Soy contains plant estrogens, which could help relieve menopause symptoms like hot flashes. There’s a lot of evidence to support that. In Asian countries where soy is a common staple, women have fewer hot flashes. One study showed a marked reduction in hot flashes for women taking soy.
“There is some good data that soy can reduce both the frequency and the intensity of hot flashes by about 50 percent,” says Machelle Seibel, professor of clinical obstetrics and gynecology at the University of Massachusetts Medical School in Worcester. “A lot of doctors feel that somehow that’s not significant enough, and would prefer that it eliminate all hot flashes.”
But 50 percent fewer hot flashes sounds good to us! Soy is generally safe, so if you’re seeking menopause relief, it could be the easiest option.
Dong quai has been used in Asian countries for thousands of years to help build blood health, increase immunity, and relieve pain, among other things. It’s known for reducing menstrual cramps, and some women take it to relieve hot flashes.
However, we don’t know for sure how effective it is, since studies on the supplement are limited. It has several alarming side effects, including difficulty breathing, low blood pressure, and increased bleeding risk.

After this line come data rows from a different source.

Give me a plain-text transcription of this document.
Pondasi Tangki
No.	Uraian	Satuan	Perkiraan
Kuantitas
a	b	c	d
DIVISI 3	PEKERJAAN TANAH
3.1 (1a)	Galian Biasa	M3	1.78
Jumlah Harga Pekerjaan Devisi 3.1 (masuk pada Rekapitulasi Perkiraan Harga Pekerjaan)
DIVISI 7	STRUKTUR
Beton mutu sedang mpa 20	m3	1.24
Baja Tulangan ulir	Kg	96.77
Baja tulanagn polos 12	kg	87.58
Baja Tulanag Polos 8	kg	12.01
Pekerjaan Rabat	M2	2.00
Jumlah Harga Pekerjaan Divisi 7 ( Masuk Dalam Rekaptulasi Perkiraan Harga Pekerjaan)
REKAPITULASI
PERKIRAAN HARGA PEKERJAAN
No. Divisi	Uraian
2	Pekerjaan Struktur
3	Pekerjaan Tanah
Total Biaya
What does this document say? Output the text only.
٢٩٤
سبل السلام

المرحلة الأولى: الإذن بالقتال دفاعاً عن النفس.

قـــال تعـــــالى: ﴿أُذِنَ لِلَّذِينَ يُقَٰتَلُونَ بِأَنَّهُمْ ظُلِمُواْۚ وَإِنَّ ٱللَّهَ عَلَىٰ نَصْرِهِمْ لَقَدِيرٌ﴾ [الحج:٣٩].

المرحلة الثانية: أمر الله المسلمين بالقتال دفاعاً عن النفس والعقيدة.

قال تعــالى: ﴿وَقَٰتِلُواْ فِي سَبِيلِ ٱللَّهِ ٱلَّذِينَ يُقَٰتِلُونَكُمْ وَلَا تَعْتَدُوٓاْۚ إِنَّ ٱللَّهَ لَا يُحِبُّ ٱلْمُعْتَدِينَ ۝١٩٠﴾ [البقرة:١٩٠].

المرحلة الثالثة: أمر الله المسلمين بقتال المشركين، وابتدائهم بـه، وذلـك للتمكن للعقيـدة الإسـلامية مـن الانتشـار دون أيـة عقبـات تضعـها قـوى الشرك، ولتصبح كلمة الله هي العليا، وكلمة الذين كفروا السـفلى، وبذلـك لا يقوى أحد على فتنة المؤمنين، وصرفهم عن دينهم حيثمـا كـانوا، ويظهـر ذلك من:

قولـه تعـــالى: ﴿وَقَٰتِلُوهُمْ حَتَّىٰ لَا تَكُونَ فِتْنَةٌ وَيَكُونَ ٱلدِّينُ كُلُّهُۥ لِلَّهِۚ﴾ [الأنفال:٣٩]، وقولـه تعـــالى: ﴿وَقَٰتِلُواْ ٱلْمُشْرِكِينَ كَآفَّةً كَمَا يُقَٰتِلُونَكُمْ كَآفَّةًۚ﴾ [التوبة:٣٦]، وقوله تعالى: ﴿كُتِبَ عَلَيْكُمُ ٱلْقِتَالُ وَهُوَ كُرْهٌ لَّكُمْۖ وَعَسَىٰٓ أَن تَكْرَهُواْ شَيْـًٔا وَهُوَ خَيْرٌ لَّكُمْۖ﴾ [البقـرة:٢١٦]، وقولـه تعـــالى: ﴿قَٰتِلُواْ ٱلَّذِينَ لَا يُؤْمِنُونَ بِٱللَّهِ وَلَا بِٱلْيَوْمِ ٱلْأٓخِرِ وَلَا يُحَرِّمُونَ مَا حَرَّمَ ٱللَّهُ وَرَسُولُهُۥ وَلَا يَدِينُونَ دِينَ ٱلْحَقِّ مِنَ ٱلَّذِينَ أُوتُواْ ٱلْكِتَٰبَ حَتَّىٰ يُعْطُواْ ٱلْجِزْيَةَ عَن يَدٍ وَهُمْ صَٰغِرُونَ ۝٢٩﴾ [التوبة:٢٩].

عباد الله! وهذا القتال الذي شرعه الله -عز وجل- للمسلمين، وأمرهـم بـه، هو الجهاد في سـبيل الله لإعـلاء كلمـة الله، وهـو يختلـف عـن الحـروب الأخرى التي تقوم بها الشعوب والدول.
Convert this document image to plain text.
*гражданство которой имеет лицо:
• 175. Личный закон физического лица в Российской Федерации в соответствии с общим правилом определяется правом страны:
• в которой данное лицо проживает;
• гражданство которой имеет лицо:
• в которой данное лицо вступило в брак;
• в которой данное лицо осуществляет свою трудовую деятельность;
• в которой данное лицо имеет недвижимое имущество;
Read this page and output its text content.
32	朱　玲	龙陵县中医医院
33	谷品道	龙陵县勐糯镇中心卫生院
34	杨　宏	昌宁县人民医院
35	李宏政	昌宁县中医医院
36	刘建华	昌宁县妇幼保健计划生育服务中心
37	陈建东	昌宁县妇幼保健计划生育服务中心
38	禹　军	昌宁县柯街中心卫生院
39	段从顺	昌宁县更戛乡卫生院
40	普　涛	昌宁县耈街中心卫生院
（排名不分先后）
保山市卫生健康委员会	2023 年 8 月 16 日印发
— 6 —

People who are allergic to carrots should avoid dong quai, because it belongs to the same plant family.
Red clover is a flower that is used to treat everything from hair loss to skin cancer. As for menopause, there is some evidence that red clover could reduce the severity, but not the frequency, of hot flashes. Like so many natural supplements, there are contradictory findings on just how effective it is for menopause symptoms.
As for side effects, red clover can cause rashlike symptoms, nausea, and vaginal bleeding. Anyone sensitive to hormones or who has a protein S deficiency or a bleeding disorder should avoid red clover.
French Maritime Pine Bark Extract
Pine bark extract, or pycnogenol, includes plant-based hormones called flavonoids. One study found that taking pine bark extract for four weeks significantly improved hot flashes and other menopause symptoms. It’s also generally safe, although it has some side effects, including dizziness, headaches, and stomach problems.
Always Get a Doctor’s Advice
Whether you’re curious about alternatives to hormone replacement therapy or you just like the convenience of your local health food store, there is one very important step you need to take before you stock up on supplements: talk to your doctor. Your clinician will be able to help you decide which supplements, if any, are good matches for you.